Friday, July 01, 2011

Coup maker’s party in the race for Thai polls


IT was a scene reminiscent of the Happy Coup in 2006 where elated Bangkokians showered the soldiers with roses.

Arriving at a makeshift stage in a Buddhist temple in Samut Prakan, about 20km from Bangkok, retired General Sonthi Boonyaratkalin was mobbed by about 100 Thais – mostly women – who excitedly presented him with red roses on Wednesday night.

It was a warm reception for coup maker-turned-politician at his campaign stump in Samut Prakan, a town located at the mouth of the Chao Phraya River to the Gulf of Thailand.

It is typical of Thai politicians to be showered with roses by adoring fans.

In 2006, Army Commander Sonthi launched a coup which brought down the government of Prime Minister Thaksin Shinawatra on Sept 19, 2006.

The 64-year-old former general, who retired in October 2007, is now the head of Matabhum Party (Motherland Party).

His party is targeting Malay Muslim voters living in Thailand’s deep south provinces of Narathiwat, Yala and Pattani.

After his campaign speech, in an interview held behind the stage, Sonthi, speaking through a translator, said in Thai that he was in politics because he did not want Thailand to be politically divided.

“I don’t want my country to be separated by Red Shirts and Yellow Shirts,” he explained.

“If you are not red and yellow, then what’s your colour?” I asked the smiling general.

“If you mix red and yellow what you get is ....” he said, pointing to his orange-coloured Matabhum t-shirt.

Kevin Hewison, the director of the Carolina Asia Centre in the University of North Carolina, said Sonthi had always claimed not to be interested in politics.

“But after the coup – I’m not sure if he was the major player running the coup but he became the head of it – he kind of liked the power he had,” said the Australian who is an expert on Thai politics.

“And it looks like the changes made in the 2007 Thai constitution give small parties more (bargaining) power.

“Sonthi is the head of a very, very small party which might win four or five MP seats and he might get a minister post out of that.”

Sonthi does not regret launching the 2006 coup.

“It was the people who wanted to coup. And it is the duty of the army to protect the county,” the soldier, who is economical in his answers, said.

Asked if he was afraid that Thaksin would return to Thailand and take revenge on him, Sonthi smiled and said: “Not at all. It all depends on the population.

“If they love me they will protect me.”

There was no indication the former general feared for his life as he was lightly protected during his visit to Samut Prakan.

Unlike the Thai Prime Minister Abhisit Vejjajiva, who has complained he was hounded by the pro-Thaksin Red Shirts during his campaigning, Sonthi said he was warmly received wherever he went.

Sonthi said he formed Matabhum as his mission was to solve the violent conflict in the three restive provinces.

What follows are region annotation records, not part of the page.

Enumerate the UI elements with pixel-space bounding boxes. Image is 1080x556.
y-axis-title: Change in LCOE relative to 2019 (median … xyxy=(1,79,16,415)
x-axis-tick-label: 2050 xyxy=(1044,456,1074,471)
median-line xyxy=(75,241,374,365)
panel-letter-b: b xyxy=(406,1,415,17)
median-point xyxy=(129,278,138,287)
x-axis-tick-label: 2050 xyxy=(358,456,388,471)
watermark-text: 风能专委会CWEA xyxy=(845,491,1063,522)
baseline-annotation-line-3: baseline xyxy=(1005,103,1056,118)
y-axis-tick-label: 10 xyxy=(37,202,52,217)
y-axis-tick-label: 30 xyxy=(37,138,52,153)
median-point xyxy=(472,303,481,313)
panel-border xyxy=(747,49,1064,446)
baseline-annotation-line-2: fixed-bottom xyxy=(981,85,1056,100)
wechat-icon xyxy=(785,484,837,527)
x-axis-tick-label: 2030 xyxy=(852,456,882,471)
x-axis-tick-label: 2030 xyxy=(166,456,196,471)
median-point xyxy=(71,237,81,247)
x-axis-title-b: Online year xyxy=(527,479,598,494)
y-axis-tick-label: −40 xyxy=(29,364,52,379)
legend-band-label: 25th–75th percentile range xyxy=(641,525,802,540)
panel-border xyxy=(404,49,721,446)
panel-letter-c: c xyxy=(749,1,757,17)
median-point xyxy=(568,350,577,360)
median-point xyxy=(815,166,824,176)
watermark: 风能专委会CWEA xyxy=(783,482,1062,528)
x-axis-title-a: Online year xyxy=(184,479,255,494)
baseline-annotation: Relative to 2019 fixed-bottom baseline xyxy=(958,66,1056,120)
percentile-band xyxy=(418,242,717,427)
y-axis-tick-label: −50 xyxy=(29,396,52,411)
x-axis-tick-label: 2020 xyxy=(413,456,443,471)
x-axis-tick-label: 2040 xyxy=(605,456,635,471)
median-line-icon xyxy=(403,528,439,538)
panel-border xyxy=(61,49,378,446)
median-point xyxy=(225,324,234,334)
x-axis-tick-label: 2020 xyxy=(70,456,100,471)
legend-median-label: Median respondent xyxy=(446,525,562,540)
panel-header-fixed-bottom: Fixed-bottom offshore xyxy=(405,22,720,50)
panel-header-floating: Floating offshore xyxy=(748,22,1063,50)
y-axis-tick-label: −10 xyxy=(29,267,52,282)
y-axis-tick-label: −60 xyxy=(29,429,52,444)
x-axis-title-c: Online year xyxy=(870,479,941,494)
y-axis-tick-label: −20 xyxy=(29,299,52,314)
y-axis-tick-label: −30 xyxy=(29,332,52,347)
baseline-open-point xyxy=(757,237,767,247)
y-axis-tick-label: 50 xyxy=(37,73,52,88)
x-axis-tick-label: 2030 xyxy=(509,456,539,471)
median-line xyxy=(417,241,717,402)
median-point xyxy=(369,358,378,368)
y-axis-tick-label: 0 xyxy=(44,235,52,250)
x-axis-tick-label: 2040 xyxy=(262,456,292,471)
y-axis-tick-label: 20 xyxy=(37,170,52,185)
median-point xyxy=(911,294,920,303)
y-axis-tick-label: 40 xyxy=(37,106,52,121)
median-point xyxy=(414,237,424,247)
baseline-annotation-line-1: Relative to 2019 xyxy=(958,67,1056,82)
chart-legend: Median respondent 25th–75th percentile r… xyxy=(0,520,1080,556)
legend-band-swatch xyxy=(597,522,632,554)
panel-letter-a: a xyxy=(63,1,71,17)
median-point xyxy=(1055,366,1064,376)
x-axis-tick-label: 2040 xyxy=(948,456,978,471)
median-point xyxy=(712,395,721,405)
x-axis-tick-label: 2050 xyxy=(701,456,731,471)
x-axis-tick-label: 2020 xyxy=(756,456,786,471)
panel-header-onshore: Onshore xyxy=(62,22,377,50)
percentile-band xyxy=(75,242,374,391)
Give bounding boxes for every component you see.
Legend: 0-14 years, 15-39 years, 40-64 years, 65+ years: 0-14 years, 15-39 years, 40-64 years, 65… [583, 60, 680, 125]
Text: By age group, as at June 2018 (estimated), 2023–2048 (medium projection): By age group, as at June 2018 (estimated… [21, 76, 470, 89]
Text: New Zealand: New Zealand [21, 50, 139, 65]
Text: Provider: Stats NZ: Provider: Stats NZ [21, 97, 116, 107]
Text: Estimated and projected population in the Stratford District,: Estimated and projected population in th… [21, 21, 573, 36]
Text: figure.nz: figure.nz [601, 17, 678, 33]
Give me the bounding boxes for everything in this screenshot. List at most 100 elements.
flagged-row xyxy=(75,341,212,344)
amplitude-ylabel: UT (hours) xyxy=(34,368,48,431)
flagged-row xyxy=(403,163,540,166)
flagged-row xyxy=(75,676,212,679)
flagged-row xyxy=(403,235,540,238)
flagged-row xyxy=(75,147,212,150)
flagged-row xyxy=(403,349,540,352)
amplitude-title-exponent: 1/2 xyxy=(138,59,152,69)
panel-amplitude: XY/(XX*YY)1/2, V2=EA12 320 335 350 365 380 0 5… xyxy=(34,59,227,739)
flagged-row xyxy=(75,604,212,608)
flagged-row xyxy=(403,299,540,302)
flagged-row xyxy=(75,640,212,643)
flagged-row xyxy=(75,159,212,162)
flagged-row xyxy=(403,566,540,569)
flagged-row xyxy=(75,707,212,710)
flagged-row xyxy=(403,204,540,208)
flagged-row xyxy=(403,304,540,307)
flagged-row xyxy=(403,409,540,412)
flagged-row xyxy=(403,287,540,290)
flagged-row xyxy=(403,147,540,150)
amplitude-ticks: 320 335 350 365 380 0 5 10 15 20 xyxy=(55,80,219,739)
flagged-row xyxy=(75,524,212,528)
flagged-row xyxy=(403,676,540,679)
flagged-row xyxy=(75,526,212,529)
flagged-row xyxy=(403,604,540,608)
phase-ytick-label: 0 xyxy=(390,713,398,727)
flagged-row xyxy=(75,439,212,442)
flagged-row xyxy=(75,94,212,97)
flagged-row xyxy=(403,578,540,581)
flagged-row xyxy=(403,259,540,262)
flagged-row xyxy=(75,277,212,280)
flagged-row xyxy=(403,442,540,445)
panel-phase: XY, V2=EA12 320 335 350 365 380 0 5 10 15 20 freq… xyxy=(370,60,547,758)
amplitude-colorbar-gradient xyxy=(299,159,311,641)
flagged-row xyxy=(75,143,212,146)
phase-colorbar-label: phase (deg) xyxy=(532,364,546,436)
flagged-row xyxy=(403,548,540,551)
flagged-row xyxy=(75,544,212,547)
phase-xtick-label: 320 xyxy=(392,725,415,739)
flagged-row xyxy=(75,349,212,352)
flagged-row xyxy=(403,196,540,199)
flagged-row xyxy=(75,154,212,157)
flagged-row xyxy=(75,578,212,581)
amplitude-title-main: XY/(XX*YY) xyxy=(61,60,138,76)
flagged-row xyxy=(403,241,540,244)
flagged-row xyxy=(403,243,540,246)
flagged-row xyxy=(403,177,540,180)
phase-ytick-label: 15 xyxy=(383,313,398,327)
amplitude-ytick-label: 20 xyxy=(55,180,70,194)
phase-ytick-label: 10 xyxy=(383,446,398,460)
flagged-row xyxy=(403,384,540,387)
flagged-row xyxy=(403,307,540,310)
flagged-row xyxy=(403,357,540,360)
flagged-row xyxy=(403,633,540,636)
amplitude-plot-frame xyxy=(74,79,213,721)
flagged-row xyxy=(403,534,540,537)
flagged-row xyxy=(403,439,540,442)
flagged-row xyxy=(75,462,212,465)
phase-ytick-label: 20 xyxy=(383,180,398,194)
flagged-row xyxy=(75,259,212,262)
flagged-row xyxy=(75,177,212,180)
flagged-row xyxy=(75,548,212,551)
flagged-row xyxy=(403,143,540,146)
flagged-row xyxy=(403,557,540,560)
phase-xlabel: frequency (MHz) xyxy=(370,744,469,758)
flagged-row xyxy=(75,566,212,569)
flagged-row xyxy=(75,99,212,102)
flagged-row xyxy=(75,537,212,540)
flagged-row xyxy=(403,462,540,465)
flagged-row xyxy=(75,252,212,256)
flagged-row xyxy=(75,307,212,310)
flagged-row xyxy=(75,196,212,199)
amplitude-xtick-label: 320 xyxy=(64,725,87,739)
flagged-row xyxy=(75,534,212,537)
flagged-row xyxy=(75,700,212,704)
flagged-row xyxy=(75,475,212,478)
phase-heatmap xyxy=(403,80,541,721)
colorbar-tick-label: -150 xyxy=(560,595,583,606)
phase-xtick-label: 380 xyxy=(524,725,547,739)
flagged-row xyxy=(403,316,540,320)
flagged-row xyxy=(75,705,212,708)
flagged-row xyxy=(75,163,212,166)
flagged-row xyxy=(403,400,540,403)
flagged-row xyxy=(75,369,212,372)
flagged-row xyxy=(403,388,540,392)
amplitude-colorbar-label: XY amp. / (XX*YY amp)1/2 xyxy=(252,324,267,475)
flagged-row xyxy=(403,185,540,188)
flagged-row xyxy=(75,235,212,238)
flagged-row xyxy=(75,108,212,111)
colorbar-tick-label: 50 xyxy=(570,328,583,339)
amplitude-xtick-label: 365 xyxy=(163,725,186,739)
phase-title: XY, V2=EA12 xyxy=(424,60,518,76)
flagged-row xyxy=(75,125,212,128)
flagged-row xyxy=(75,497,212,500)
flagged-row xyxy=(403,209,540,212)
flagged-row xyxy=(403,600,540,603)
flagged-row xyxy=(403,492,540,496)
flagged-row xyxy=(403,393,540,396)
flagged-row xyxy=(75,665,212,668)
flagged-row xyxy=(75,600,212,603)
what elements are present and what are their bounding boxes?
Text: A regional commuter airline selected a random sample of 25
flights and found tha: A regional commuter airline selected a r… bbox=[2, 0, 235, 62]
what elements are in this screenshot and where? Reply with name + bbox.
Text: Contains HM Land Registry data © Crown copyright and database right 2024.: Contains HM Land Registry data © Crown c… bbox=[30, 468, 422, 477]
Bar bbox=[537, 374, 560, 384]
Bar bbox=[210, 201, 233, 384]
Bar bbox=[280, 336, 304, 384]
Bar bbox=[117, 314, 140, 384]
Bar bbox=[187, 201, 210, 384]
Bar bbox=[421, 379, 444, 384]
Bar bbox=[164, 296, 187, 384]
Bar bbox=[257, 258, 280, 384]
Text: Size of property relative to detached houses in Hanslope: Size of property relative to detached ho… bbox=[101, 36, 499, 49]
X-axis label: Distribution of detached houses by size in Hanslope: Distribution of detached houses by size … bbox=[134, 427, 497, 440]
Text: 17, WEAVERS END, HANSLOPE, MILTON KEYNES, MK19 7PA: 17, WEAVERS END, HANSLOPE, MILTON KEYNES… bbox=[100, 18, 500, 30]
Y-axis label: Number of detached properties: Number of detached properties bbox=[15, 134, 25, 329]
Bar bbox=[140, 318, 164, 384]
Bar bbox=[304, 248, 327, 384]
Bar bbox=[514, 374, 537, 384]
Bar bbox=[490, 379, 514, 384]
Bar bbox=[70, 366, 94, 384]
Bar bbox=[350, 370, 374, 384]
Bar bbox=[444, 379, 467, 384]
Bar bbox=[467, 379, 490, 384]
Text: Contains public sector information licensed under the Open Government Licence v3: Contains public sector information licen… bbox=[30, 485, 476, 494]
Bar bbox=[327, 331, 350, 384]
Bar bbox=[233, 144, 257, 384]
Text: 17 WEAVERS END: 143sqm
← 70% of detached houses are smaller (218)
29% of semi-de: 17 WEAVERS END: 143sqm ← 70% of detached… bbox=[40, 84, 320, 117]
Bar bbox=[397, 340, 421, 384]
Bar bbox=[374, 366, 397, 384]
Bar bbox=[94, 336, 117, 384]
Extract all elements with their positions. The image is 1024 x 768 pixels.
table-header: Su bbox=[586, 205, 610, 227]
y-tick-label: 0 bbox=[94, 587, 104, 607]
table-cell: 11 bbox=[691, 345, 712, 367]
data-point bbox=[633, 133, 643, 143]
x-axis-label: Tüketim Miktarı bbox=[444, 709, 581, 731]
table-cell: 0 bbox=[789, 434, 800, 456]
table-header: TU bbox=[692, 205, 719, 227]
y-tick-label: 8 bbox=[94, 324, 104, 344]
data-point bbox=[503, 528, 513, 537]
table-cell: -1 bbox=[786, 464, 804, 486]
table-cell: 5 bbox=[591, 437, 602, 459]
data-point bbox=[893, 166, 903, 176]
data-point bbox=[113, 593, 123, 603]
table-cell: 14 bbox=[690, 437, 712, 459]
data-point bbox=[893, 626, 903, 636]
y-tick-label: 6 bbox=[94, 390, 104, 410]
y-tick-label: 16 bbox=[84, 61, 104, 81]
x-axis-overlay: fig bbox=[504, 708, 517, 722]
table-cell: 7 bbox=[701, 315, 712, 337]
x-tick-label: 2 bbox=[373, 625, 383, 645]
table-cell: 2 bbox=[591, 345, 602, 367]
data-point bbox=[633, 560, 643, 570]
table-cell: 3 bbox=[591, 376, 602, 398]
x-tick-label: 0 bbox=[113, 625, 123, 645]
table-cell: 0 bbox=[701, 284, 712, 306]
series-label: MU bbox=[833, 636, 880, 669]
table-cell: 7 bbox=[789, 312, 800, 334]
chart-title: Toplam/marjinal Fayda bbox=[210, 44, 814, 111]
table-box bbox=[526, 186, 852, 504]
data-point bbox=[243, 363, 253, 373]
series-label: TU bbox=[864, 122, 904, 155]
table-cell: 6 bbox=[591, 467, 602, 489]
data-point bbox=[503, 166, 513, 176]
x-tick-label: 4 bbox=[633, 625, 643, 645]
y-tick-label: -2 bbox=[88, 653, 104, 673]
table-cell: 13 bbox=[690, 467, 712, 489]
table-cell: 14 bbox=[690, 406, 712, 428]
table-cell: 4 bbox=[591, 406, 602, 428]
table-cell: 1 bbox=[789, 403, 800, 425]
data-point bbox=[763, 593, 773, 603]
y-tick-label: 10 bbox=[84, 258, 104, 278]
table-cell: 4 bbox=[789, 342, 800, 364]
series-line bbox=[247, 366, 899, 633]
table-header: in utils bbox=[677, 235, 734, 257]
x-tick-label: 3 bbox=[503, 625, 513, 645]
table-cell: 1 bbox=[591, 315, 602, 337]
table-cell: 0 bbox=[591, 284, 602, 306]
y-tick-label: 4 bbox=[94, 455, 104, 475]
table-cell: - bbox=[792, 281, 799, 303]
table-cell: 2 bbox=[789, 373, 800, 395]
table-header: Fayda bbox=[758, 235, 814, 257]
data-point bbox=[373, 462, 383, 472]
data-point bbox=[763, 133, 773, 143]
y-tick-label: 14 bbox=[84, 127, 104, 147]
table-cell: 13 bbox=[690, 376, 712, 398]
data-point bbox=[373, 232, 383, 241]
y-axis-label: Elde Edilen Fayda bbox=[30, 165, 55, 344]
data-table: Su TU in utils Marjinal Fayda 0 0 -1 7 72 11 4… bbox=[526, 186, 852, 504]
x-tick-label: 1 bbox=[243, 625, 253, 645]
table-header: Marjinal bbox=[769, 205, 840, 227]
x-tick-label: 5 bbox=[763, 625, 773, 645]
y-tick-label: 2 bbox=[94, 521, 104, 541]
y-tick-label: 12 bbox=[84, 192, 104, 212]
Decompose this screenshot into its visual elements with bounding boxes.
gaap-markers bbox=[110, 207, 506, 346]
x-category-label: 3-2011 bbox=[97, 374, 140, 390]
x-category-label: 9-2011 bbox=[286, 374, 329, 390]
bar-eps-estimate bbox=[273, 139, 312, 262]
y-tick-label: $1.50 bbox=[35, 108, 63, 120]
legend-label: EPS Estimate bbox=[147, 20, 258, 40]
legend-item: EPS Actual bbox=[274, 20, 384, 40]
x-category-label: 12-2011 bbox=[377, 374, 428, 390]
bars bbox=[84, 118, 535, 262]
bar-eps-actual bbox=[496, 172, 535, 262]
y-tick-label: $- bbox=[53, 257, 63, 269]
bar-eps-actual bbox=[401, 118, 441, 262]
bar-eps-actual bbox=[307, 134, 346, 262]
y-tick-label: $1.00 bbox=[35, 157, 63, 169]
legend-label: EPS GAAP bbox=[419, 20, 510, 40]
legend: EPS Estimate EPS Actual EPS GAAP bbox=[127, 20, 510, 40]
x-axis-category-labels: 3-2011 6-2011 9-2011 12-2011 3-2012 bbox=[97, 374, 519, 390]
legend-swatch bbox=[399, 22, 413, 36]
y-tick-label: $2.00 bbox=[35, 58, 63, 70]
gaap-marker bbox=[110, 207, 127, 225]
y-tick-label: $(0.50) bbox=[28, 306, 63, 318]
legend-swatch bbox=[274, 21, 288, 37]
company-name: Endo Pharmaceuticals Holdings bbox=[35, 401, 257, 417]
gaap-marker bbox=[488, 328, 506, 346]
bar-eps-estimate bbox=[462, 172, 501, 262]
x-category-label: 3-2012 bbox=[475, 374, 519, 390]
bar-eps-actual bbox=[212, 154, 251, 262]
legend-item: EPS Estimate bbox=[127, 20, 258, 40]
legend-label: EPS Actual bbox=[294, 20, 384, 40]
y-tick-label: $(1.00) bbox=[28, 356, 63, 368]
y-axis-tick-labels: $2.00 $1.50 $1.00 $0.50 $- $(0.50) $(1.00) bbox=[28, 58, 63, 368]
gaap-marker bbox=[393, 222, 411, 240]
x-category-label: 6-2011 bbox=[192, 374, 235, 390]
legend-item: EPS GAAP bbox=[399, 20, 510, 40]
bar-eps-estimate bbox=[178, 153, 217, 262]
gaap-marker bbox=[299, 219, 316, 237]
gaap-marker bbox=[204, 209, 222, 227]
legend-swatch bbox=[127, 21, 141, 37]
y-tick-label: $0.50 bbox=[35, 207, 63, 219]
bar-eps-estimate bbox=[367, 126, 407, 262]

“A big party would not fully focus on these provinces,” he said.

“Just allow the locals to solve their own problem as they know who the masterminds behind the (killings and bombings) are.

“They can report to their village heads on who these people are.”

The retired general, who is a Muslim, added that he did not agree with the government’s policy of sending soldiers to quell the violence in the three provinces.

Sonthi believes the Malaysian Government fully supported Thai­land in solving the bloody conflict in the Muslim-dominated provinces bordering Malaysia.

“Kuala Lumpur wants it solved as soon as possible as they know the violence can affect them along the border,” he explained.

The former general expects his party to win about 15 out of the 500 MP seats up for grabs.

Asked which party he would support once the votes were counted, Sonthi said, “I will join (the coalition government) which has the same mission and vision as my party.”

In Thailand politics, that is the code phrase for: “Regardless of political ideology, I will join whichever party that forms a coalition government.”

Interestingly, the coup maker is willing to support Pheu Thai headed by Yingluck, Thaksin’s youngest sister.

A political analyst said, “Not a surprise as this is Thailand.”

Sonthi is gunning for a minister post which complements his job experience – Defence Minister.

“If not, then maybe a minister post where I can help to build up society,” he revealed.

On Sunday, Sonthi hopes Thais living in Malaysia will return to their homeland to vote him back to the seat of power.